C++笔记（1）——Anniversary

世界太喧闹，不如敲代码。

直接上题目：

Zhejiang University is about to celebrate her 122th anniversary in 2019. To prepare for the celebration, the alumni association （校友会） has gathered the ID's of all her alumni. Now your job is to write a program to count the number of alumni among all the people who come to the celebration.

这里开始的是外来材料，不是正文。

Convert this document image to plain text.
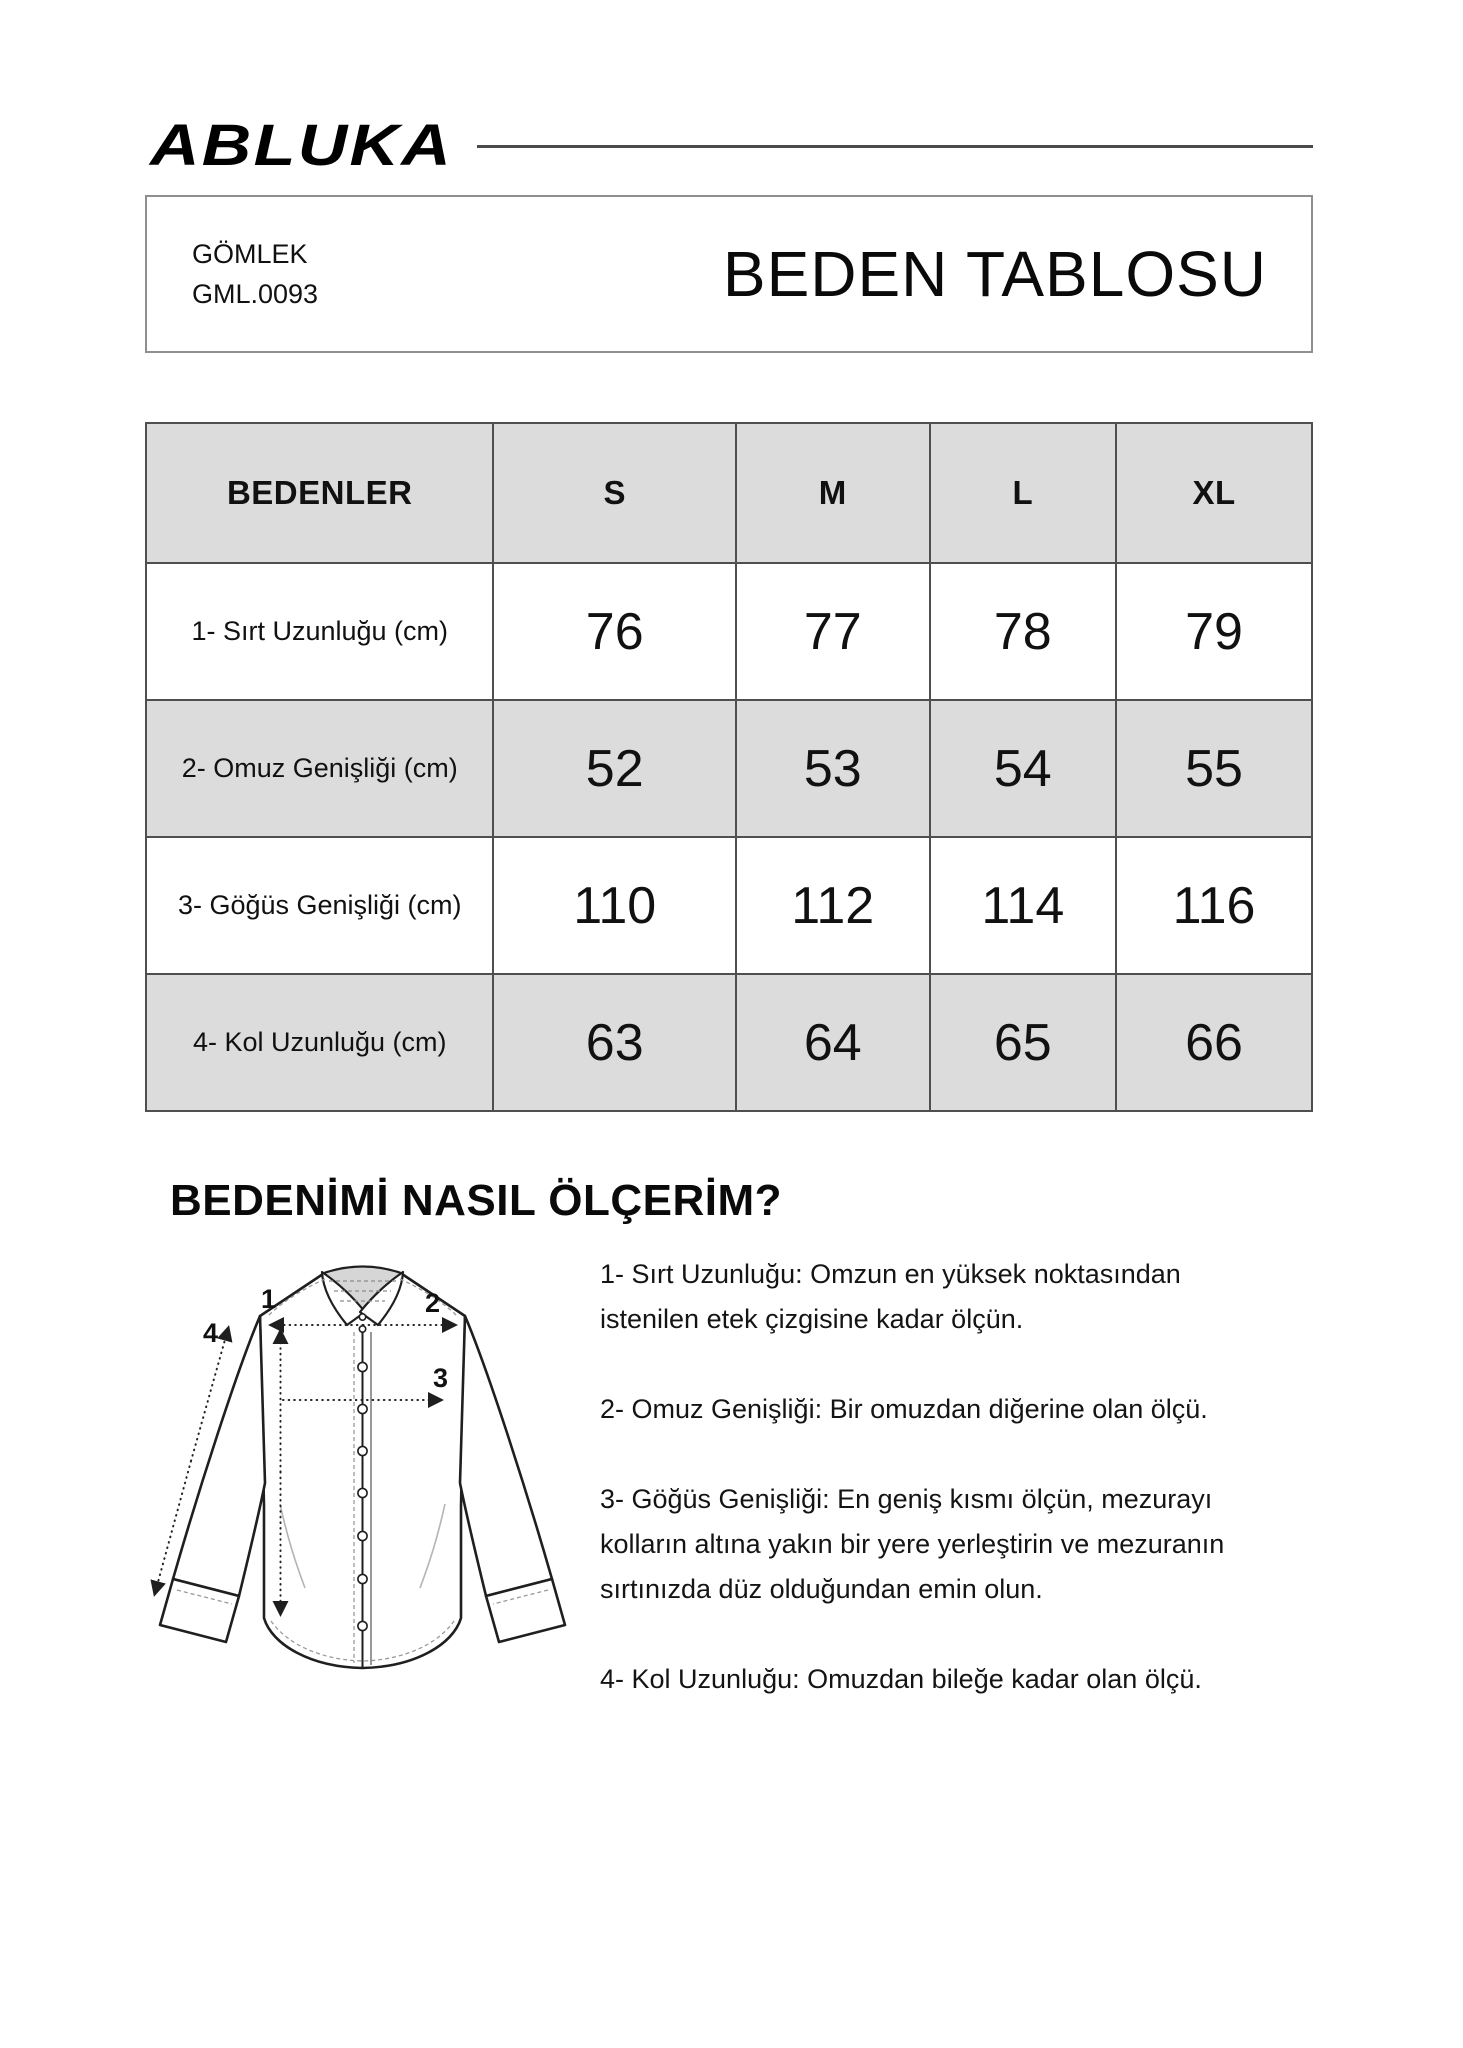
ABLUKA
GÖMLEK
GML.0093	BEDEN TABLOSU
BEDENLER	S	M	L	XL
1- Sırt Uzunluğu (cm)	76	77	78	79
2- Omuz Genişliği (cm)	52	53	54	55
3- Göğüs Genişliği (cm)	110	112	114	116
4- Kol Uzunluğu (cm)	63	64	65	66
BEDENİMİ NASIL ÖLÇERİM?
1	2
3
4

1- Sırt Uzunluğu: Omzun en yüksek noktasından
istenilen etek çizgisine kadar ölçün.

2- Omuz Genişliği: Bir omuzdan diğerine olan ölçü.

3- Göğüs Genişliği: En geniş kısmı ölçün, mezurayı
kolların altına yakın bir yere yerleştirin ve mezuranın
sırtınızda düz olduğundan emin olun.

4- Kol Uzunluğu: Omuzdan bileğe kadar olan ölçü.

Input Specification: Each input file contains one test case. For each case, the first part is about the information of all the alumni. Given in the first line is a positive integer N (≤10的5次方 ). Then N lines follow, each contains an ID number of an alumnus. An ID number is a string of 18 digits or the letter X. It is guaranteed that all the ID's are distinct.

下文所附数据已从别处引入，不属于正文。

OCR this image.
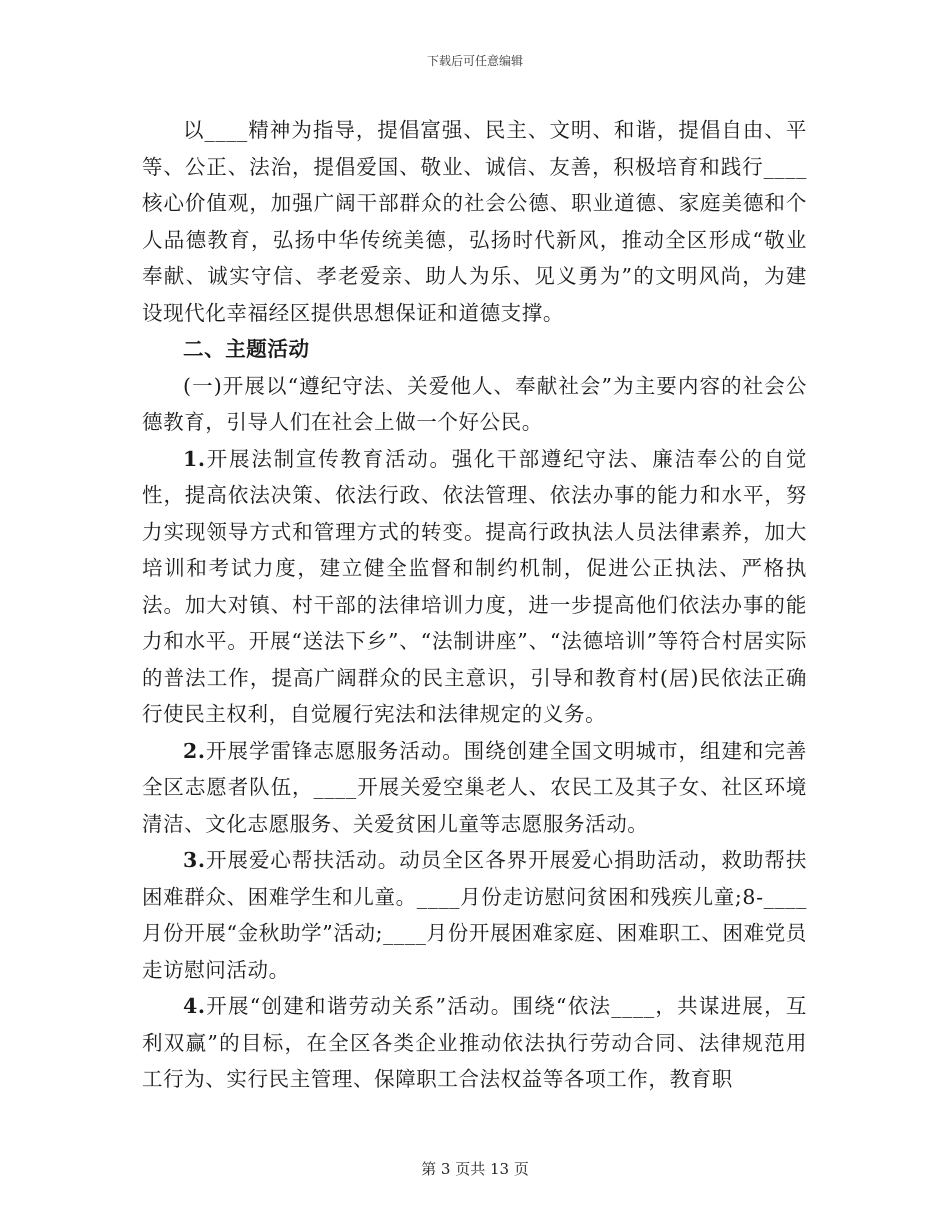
下载后可任意编辑

以____精神为指导，提倡富强、民主、文明、和谐，提倡自由、平等、公正、法治，提倡爱国、敬业、诚信、友善，积极培育和践行____核心价值观，加强广阔干部群众的社会公德、职业道德、家庭美德和个人品德教育，弘扬中华传统美德，弘扬时代新风，推动全区形成“敬业奉献、诚实守信、孝老爱亲、助人为乐、见义勇为”的文明风尚，为建设现代化幸福经区提供思想保证和道德支撑。

二、主题活动

(一)开展以“遵纪守法、关爱他人、奉献社会”为主要内容的社会公德教育，引导人们在社会上做一个好公民。

1.开展法制宣传教育活动。强化干部遵纪守法、廉洁奉公的自觉性，提高依法决策、依法行政、依法管理、依法办事的能力和水平，努力实现领导方式和管理方式的转变。提高行政执法人员法律素养，加大培训和考试力度，建立健全监督和制约机制，促进公正执法、严格执法。加大对镇、村干部的法律培训力度，进一步提高他们依法办事的能力和水平。开展“送法下乡”、“法制讲座”、“法德培训”等符合村居实际的普法工作，提高广阔群众的民主意识，引导和教育村(居)民依法正确行使民主权利，自觉履行宪法和法律规定的义务。

2.开展学雷锋志愿服务活动。围绕创建全国文明城市，组建和完善全区志愿者队伍，____开展关爱空巢老人、农民工及其子女、社区环境清洁、文化志愿服务、关爱贫困儿童等志愿服务活动。

3.开展爱心帮扶活动。动员全区各界开展爱心捐助活动，救助帮扶困难群众、困难学生和儿童。____月份走访慰问贫困和残疾儿童;8-____月份开展“金秋助学”活动;____月份开展困难家庭、困难职工、困难党员走访慰问活动。

4.开展“创建和谐劳动关系”活动。围绕“依法____，共谋进展，互利双赢”的目标，在全区各类企业推动依法执行劳动合同、法律规范用工行为、实行民主管理、保障职工合法权益等各项工作，教育职

第 3 页共 13 页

The next part gives the information of all the people who come to the celebration. Again given in the first line is a positive integer M (≤10的5次方 ). Then M lines follow, each contains an ID number of a guest. It is guaranteed that all the ID's are distinct.

Output Specification: First print in a line the number of alumni among all the people who come to the celebration. Then in the second line, print the ID of the oldest alumnus -- notice that the 7th - 14th digits of the ID gives one's birth date. If no alumnus comes, output the ID of the oldest guest instead. It is guaranteed that such an alumnus or guest is unique.

Sample Input: 5 372928196906118710 610481197806202213 440684198612150417 13072819571002001X 150702193604190912 6 530125197901260019 150702193604190912 220221196701020034 610481197806202213 440684198612150417 370205198709275042

Sample Output: 3 150702193604190912

说白了就是给两组名单，一组是来访校友，一组是真正来了的嘉宾，要求输出最老的来访校友的ID，如果没有校友那么输出最老嘉宾的名单，同时还要输出来访的校友的总人数。

代码：

#include <iostream>
#include <string>
#include <unordered_map>
#include <vector>
#include <algorithm>
using namespace std;

bool cmp(string a, string b) {
	return a.substr(6, 8) < b.substr(6, 8);	// 就是直接比较字符串大小，因为ASCII里面越大的数字反而对应的数字越小，例如'1984' < '1998'  
}

int main() {
	string name;
	int a_num, g_num;
	unordered_map<string, bool> find_alu;
	vector<string> all_guest, alu_list;
	cin >> a_num;
	for (int i = 0; i < a_num; ++i) {
		cin >> name;
		find_alu[name] = true;				// 建立映射map，string -> bool，用来判定一个ID是不是属于校友列表的 
	}
	cin >> g_num;
	for (int i = 0; i < g_num; ++i) {
		cin >> name;
		all_guest.push_back(name);
		if (find_alu[name]) alu_list.push_back(name);  // 如果是校友那么就把ID添加到校友名单中 
	}
	printf("%d\n", alu_list.size());
	if (!alu_list.empty()) {
		sort(alu_list.begin(), alu_list.end(), cmp);	// 用STL的方法来进行排序 
		printf("%s\n", alu_list[0].c_str());
	}
	else {
		sort(all_guest.begin(), all_guest.end(), cmp);
		printf("%s\n", all_guest[0].c_str());
	}
	return 0;
}

这里的代码依旧是和上一篇一样，作者是merely尘埃，我稍微改动了下。